Spatio-Temporal Hierarchical Causal Models
Xintong Li, Haoran Zhang, Xiao Zhou
TL;DR
ST-HCMs address causal inference in nested spatio-temporal data with unobserved unit-level confounders by extending hierarchical causal modeling to the spatio-temporal domain. The core theoretical contribution is the Spatio-Temporal Collapse Theorem, which proves convergence of ST-HCMs to a Dynamic Collapsed Model as subunit data grows, enabling causal identification via sequential adjustability or dynamic instruments. The paper also provides an estimation algorithm using unit-specific conditional dynamics and G-computation, adaptable to Linear Mixed-Effects Models, GBMs, or Gaussian Processes. Empirical studies on synthetic data and a Chicago urban-traffic dataset demonstrate accurate, robust causal estimates and practical gains from modeling both hierarchy and spatial spillovers.
Abstract
The abundance of fine-grained spatio-temporal data, such as traffic sensor networks, offers vast opportunities for scientific discovery.
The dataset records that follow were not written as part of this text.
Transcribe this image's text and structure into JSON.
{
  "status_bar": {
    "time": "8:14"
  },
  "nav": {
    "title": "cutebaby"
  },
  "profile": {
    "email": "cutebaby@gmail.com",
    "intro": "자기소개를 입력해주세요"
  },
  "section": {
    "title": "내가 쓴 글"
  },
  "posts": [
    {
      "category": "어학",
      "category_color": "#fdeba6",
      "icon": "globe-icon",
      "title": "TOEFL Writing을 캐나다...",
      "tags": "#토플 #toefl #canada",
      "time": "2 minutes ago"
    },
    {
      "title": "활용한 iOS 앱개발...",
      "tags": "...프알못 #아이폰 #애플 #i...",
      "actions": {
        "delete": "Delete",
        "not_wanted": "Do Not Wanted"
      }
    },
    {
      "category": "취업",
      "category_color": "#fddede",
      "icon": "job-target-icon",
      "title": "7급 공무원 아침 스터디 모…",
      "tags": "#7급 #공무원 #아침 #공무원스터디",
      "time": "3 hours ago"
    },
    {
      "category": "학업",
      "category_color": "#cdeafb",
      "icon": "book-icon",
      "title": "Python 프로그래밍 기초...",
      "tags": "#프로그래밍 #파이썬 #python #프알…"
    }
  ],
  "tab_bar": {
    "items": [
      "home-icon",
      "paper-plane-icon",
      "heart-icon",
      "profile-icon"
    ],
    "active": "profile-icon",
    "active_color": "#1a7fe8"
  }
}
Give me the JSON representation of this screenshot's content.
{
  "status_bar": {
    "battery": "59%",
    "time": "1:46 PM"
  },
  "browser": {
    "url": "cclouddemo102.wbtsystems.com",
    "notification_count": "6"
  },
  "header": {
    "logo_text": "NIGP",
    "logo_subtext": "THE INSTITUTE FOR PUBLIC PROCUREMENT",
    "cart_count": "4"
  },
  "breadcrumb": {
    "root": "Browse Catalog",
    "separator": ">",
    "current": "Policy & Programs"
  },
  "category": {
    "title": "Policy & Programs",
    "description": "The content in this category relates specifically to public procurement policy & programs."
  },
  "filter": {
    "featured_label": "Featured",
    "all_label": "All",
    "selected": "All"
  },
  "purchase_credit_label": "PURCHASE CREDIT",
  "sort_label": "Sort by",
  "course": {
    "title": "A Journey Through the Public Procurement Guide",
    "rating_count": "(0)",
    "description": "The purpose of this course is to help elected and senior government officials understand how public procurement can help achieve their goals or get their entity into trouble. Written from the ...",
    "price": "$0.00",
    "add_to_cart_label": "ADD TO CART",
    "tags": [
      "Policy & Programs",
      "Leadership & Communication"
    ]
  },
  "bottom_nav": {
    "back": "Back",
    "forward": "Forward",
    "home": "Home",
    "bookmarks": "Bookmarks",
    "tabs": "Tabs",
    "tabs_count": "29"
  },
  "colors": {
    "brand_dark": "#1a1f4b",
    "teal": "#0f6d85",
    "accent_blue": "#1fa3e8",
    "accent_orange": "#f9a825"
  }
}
However, inferring causal relationships from such observational data remains challenging, particularly due to unobserved confounders that are specific to units (e.g., geographical locations) yet influence outcomes over time. Most existing methods for spatio-temporal causal inference assume that all confounders are observed, an assumption that is often violated in practice. In this paper, we introduce Spatio-Temporal Hierarchical Causal Models (ST-HCMs), a novel graphical framework that extends hierarchical causal modeling to the spatio-temporal domain. At the core of our approach is the Spatio-Temporal Collapse Theorem, which shows that a complex ST-HCM converges to a simpler flat causal model as the amount of subunit data increases. This theoretical result enables a general procedure for causal identification, allowing ST-HCMs to recover causal effects even in the presence of unobserved, time-invariant unit-level confounders, a scenario where standard non-hierarchical models fail. We validate the effectiveness of our framework on both synthetic and real-world datasets, demonstrating its potential for robust causal inference in complex dynamic systems.